Methods: : Low-contrast (10 %) resolution acuity was measured off-axis (20° nasal visual field) on the right eyes of 10 emmetropic subjects (age 22 ± 2 years), both with and without peripheral refractive correction. Central and peripheral refractive errors were acquired using an open-field COAS-HD VR aberrometer. Stimuli, consisting of low-contrast Gabor patches with a visible diameter of 2°, were presented on a CRT monitor situated 3.0 meters from the subjects. Resolution thresholds were determined using a 2-alternative forced-choice Bayesian algorithm.
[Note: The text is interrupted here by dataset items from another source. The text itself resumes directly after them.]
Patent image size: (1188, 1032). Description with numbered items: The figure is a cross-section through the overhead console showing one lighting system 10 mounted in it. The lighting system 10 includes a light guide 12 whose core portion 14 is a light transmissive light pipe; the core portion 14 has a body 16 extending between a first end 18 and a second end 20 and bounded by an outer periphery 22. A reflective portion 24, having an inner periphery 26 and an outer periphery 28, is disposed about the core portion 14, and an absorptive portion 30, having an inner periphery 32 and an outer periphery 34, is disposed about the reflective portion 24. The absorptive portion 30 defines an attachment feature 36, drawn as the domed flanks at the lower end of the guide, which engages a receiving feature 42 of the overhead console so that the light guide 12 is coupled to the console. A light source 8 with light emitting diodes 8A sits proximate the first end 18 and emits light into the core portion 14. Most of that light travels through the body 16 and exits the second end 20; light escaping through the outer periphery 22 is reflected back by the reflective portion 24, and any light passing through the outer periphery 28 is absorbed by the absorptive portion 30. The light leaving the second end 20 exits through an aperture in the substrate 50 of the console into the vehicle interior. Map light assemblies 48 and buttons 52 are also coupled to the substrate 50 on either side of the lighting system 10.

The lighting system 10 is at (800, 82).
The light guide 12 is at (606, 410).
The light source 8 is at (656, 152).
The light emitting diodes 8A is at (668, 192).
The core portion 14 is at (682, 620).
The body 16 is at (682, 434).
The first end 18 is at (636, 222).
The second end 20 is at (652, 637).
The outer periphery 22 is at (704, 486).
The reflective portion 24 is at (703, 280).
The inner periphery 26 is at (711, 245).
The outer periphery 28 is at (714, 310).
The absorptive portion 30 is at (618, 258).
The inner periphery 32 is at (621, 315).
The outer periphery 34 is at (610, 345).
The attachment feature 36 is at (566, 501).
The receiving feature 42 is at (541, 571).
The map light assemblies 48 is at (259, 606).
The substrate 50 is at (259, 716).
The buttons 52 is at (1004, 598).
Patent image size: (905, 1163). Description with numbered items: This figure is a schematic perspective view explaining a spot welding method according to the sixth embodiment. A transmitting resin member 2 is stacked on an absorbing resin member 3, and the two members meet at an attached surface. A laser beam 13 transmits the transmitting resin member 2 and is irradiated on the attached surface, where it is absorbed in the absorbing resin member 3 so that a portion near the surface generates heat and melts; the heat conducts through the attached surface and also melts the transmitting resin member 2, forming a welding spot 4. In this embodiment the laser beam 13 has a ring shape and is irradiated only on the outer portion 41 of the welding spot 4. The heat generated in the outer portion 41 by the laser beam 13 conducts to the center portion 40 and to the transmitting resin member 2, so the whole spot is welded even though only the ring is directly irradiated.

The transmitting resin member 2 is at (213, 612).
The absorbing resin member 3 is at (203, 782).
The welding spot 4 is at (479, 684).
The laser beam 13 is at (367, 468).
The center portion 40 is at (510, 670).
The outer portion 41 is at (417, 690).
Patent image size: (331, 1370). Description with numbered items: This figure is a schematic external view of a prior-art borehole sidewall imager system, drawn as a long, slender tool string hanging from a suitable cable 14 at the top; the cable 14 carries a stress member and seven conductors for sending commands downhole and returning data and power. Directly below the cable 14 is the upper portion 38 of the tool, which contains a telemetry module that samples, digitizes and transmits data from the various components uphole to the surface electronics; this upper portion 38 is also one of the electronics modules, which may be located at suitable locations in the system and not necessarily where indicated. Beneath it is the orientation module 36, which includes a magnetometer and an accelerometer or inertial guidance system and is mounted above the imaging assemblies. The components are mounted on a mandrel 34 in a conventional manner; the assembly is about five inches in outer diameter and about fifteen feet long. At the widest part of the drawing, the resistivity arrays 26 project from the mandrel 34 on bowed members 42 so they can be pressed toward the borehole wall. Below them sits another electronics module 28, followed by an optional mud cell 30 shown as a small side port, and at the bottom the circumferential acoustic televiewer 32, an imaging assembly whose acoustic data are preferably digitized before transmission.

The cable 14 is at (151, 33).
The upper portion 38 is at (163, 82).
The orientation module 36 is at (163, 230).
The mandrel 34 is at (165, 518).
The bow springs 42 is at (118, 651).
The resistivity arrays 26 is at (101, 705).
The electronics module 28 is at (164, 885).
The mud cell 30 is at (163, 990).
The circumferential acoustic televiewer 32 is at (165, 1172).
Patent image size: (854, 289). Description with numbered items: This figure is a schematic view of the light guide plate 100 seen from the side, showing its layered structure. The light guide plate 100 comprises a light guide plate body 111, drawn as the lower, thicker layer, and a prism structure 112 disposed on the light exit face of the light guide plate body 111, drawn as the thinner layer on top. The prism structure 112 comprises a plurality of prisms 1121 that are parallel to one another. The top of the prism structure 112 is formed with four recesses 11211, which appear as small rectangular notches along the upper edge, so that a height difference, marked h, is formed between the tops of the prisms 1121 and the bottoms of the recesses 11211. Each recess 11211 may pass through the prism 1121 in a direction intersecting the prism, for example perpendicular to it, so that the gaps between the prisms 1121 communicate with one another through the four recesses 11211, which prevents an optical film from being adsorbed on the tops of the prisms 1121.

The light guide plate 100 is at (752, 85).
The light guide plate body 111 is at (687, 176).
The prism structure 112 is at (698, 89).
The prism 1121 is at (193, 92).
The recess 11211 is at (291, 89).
Results: : All the subjects had off-axis astigmatism (against-the-rule) at 20° in the nasal visual field ranging from -1.00 DC to -2.00 DC; of which four had -1.00 DC, three had -1.25 DC, one had -1.50 DC and the remaining two had -2.00 DC. Two of the subjects with -1.25 DC had -0.50 DS to -0.75 DS spherical errors; the rest had purely cylindrical errors. The mean uncorrected and corrected low-contrast resolution acuities for all subjects were 0.92 logMAR and 0.86 logMAR respectively. This shows an improvement in resolution acuity of 0.06 logMAR (p = 0.028) after correction of off-axis refractive errors. However when grouped according to the amount of astigmatism, the -1.00 DC group showed no difference in acuity with correction, the -1.25 DC, -1.50 DC and -2.00 DC groups improved on average by 0.05, 0.14 and 0.16 logMAR respectively.

Conclusions: : Correction of off-axis refractive errors had a positive effect on low-contrast resolution thresholds in the peripheral visual field on the emmetropic subjects in this study. Moreover, the effects become appreciable only for those subjects having larger degrees of astigmatism. This suggests that optical factors influence peripheral visual tasks involving low-contrast. There may be benefits in correcting even moderate amounts of off-axis refractive errors, especially for people who rely on optimal peripheral visual function.